- Born: Stephen Graham Davies 24 February 1950 (age 76)
- Education: University of Oxford (BA, DPhil)
- Known for: Green–Davies–Mingos rules
- Spouse: Kay Davies ​(m. 1973⁠–⁠2000)​
- Awards: Perkin Prize (2011) Tilden Prize (1997) Bader Award (1989) Hickinbottom Award (1984)
- Scientific career
- Workplaces: University of Oxford Centre national de la recherche scientifique
- Thesis: Studies on epoxides (1975)
- Doctoral advisor: Gordon H. Whitham
- Doctoral students: Sue Gibson
- Website: www.chem.ox.ac.uk/people/stephen-davies

= Stephen G. Davies =

British chemist

Stephen Graham Davies (born 24 February 1950) is a British chemist and was, until his retirement, the Waynflete Professor of Chemistry at the University of Oxford.

== Education ==

Davies obtained his Bachelor of Arts degree in 1973 from New College, Oxford, and his Doctor of Philosophy in 1975 under the supervision of Gordon H. Whitham.

==Career and research==
After his PhD, Davies subsequently held an ICI Postdoctoral Fellowship working with Malcolm Green (1975-1977) and a NATO Fellowship working with Derek Barton (1977-1978) before joining the Centre national de la recherche scientifique (CNRS) at Gif-sur-Yvette as Attaché de Recherche working with Hugh Felkin.

In 1980 he returned to Oxford to take up a University Lectureship in Chemistry. Whilst remaining an active academic, in 1991 he founded Oxford Asymmetry Ltd (an asymmetric synthesis company) as sole investor. He also founded Oxford Diversity Ltd (a combinatorial chemistry company).

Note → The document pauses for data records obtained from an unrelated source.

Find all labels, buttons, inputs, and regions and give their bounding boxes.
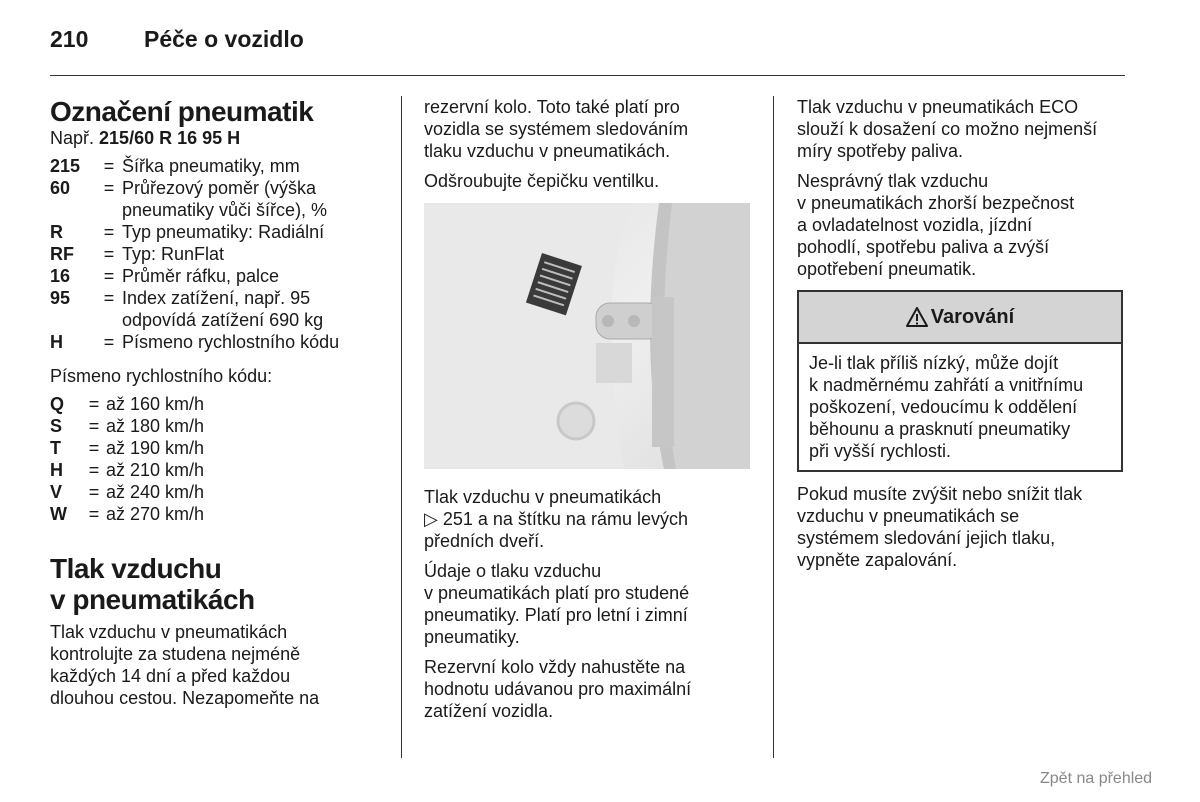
text-line: předních dveří.: [424, 531, 545, 551]
def-eq: =: [103, 178, 115, 198]
speed-value: až 240 km/h: [106, 482, 205, 502]
text-line: poškození, vedoucímu k oddělení: [809, 397, 1078, 417]
speed-key: W: [50, 504, 67, 524]
def-key: 215: [50, 156, 81, 176]
def-key: RF: [50, 244, 74, 264]
speed-key: H: [50, 460, 63, 480]
def-key: 95: [50, 288, 71, 308]
text-line: Nesprávný tlak vzduchu: [797, 171, 989, 191]
def-eq: =: [103, 266, 115, 286]
text-line: Tlak vzduchu v pneumatikách: [424, 487, 662, 507]
def-row: [50, 221, 339, 243]
speed-key: Q: [50, 394, 65, 414]
def-text: Průměr ráfku, palce: [122, 266, 280, 286]
warning-header: [799, 292, 1121, 344]
def-key: 16: [50, 266, 71, 286]
speed-value: až 190 km/h: [106, 438, 205, 458]
example-prefix: Např.: [50, 128, 100, 148]
def-row: [50, 265, 339, 287]
text-line: vzduchu v pneumatikách se: [797, 506, 1020, 526]
speed-key: T: [50, 438, 61, 458]
text-line: opotřebení pneumatik.: [797, 259, 977, 279]
def-eq: =: [103, 156, 115, 176]
column-3-lower: [797, 483, 1127, 579]
text-line: tlaku vzduchu v pneumatikách.: [424, 141, 671, 161]
tire-code-definitions: [50, 155, 339, 353]
speed-value: až 180 km/h: [106, 416, 205, 436]
page-number: 210: [50, 26, 89, 52]
text-line: hodnotu udávanou pro maximální: [424, 679, 692, 699]
text-line: slouží k dosažení co možno nejmenší: [797, 119, 1098, 139]
title-line: Tlak vzduchu: [50, 553, 222, 584]
speed-key: V: [50, 482, 63, 502]
back-to-overview-link[interactable]: Zpět na přehled: [1040, 770, 1153, 787]
text-line: zatížení vozidla.: [424, 701, 554, 721]
def-key: H: [50, 332, 63, 352]
page-header: [50, 26, 304, 53]
text-line: kontrolujte za studena nejméně: [50, 644, 301, 664]
speed-eq: =: [88, 394, 100, 414]
header-rule: [50, 75, 1125, 76]
def-text: Šířka pneumatiky, mm: [122, 156, 300, 176]
text-line: při vyšší rychlosti.: [809, 441, 952, 461]
speed-value: až 210 km/h: [106, 460, 205, 480]
text-line: Tlak vzduchu v pneumatikách ECO: [797, 97, 1079, 117]
def-text: pneumatiky vůči šířce), %: [122, 200, 328, 220]
def-text: Index zatížení, např. 95: [122, 288, 311, 308]
column-divider-2: [773, 96, 774, 758]
pressure-intro-paragraph: [50, 621, 390, 709]
cold-tire-paragraph: [424, 560, 760, 648]
warning-triangle-icon: [906, 307, 928, 327]
speed-code-table: [50, 393, 204, 525]
section-title-tire-marking: Označení pneumatik: [50, 96, 314, 127]
def-text: Typ pneumatiky: Radiální: [122, 222, 325, 242]
speed-value: až 270 km/h: [106, 504, 205, 524]
speed-code-intro: Písmeno rychlostního kódu:: [50, 366, 273, 386]
tire-example: [50, 127, 390, 149]
def-eq: =: [103, 288, 115, 308]
text-line: pohodlí, spotřebu paliva a zvýší: [797, 237, 1050, 257]
def-key: 60: [50, 178, 71, 198]
speed-row: [50, 503, 204, 525]
text-line: Rezervní kolo vždy nahustěte na: [424, 657, 686, 677]
def-eq: =: [103, 244, 115, 264]
title-line: v pneumatikách: [50, 584, 255, 615]
speed-eq: =: [88, 504, 100, 524]
text-line: vozidla se systémem sledováním: [424, 119, 689, 139]
text-line: vypněte zapalování.: [797, 550, 958, 570]
def-text: Typ: RunFlat: [122, 244, 225, 264]
column-3: [797, 96, 1127, 288]
text-line: Je-li tlak příliš nízký, může dojít: [809, 353, 1059, 373]
text-line: v pneumatikách platí pro studené: [424, 583, 690, 603]
speed-row: [50, 481, 204, 503]
text-line: míry spotřeby paliva.: [797, 141, 964, 161]
text-line: každých 14 dní a před každou: [50, 666, 291, 686]
speed-value: až 160 km/h: [106, 394, 205, 414]
pressure-reference-paragraph: [424, 486, 760, 552]
def-row: [50, 331, 339, 353]
text-line: běhounu a prasknutí pneumatiky: [809, 419, 1071, 439]
text-line: systémem sledování jejich tlaku,: [797, 528, 1056, 548]
text-line: dlouhou cestou. Nezapomeňte na: [50, 688, 320, 708]
section-title-tire-pressure: [50, 553, 390, 615]
warning-body: [799, 344, 1121, 470]
column-1: [50, 96, 390, 717]
eco-pressure-paragraph: [797, 96, 1127, 162]
door-frame-label-photo: [424, 203, 750, 469]
text-line: k nadměrnému zahřátí a vnitřnímu: [809, 375, 1084, 395]
adjust-pressure-paragraph: [797, 483, 1127, 571]
warning-title: Varování: [930, 305, 1015, 328]
speed-row: [50, 393, 204, 415]
def-key: R: [50, 222, 63, 242]
spare-inflation-paragraph: [424, 656, 760, 722]
text-line: Pokud musíte zvýšit nebo snížit tlak: [797, 484, 1083, 504]
def-eq: =: [103, 222, 115, 242]
def-row: [50, 155, 339, 177]
speed-row: [50, 459, 204, 481]
text-line: pneumatiky.: [424, 627, 520, 647]
def-row: [50, 177, 339, 199]
column-divider-1: [401, 96, 402, 758]
speed-eq: =: [88, 438, 100, 458]
speed-key: S: [50, 416, 63, 436]
text-line: v pneumatikách zhorší bezpečnost: [797, 193, 1075, 213]
incorrect-pressure-paragraph: [797, 170, 1127, 280]
speed-row: [50, 437, 204, 459]
speed-row: [50, 415, 204, 437]
def-eq: =: [103, 332, 115, 352]
def-row-continued: [50, 309, 339, 331]
text-line: Údaje o tlaku vzduchu: [424, 561, 602, 581]
reference-link[interactable]: 251 a na štítku na rámu levých: [442, 509, 688, 529]
def-row: [50, 243, 339, 265]
example-value: 215/60 R 16 95 H: [99, 128, 241, 148]
door-frame-illustration: [424, 203, 750, 469]
def-text: Průřezový poměr (výška: [122, 178, 317, 198]
page-title: Péče o vozidlo: [144, 26, 304, 52]
reference-arrow-icon: ▷: [424, 509, 443, 529]
warning-box: [797, 290, 1123, 472]
speed-eq: =: [88, 416, 100, 436]
column-2-lower: [424, 486, 760, 730]
speed-eq: =: [88, 460, 100, 480]
text-line: rezervní kolo. Toto také platí pro: [424, 97, 680, 117]
column-2: [424, 96, 760, 200]
text-line: pneumatiky. Platí pro letní i zimní: [424, 605, 688, 625]
text-line: a ovladatelnost vozidla, jízdní: [797, 215, 1033, 235]
text-line: Tlak vzduchu v pneumatikách: [50, 622, 288, 642]
def-text: Písmeno rychlostního kódu: [122, 332, 340, 352]
def-row-continued: [50, 199, 339, 221]
spare-wheel-paragraph: [424, 96, 760, 162]
def-row: [50, 287, 339, 309]
valve-cap-paragraph: Odšroubujte čepičku ventilku.: [424, 171, 660, 191]
def-text: odpovídá zatížení 690 kg: [122, 310, 324, 330]
speed-eq: =: [88, 482, 100, 502]
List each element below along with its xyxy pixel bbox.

These two companies were combined to form Oxford Asymmetry International Plc in 1999 which was sold to Evotec in 2000, valued at £316m. In 2003 he founded VASTox (Value Added
Screening Technology Oxford) a zebrafish screening company. It floated on AIM in 2004 and has since acquired Dainolabs (zebrafish) and Dextra (a carbohydrate chemistry company) as well as the assets of MNL Pharma. VASTox then changed its name to Summit. In 2009 the zebrafish screening operations was acquired by Evotec for £0.5 Million. In 1996, he became Professor of Chemistry and in 2006, Waynflete Professor of Chemistry.

Davies is founder and editor-in-chief for the journal Tetrahedron: Asymmetry.

Davies along with Malcolm Green and Michael Mingos have compiled a set of rules that summarize where nucleophilic additions will occur on pi ligands.

===Awards===

- Royal Society of Chemistry Hickinbottom Award (1984)
- Pfizer Award for Chemistry (1985 and 1988)
- Royal Society of Chemistry Award for Organometallic Chemistry (1987)
- Royal Society of Chemistry Bader Award (1989)
- Royal Society of Chemistry Tilden Lecture Award (1997/98)
- Royal Society of Chemistry Award in Stereochemistry (1997)
- Prize Lectureship of the Society of Synthetic Organic Chemistry, Japan (1998)
- Royal Society of Chemistry Perkin Prize for Organic Chemistry (2011)

== Personal life ==
Davies is the son of Gordon W. J. Davies and June M. Murphy. In 1973 he married Kay E. Partridge who was to become a foremost human geneticist. They have one son.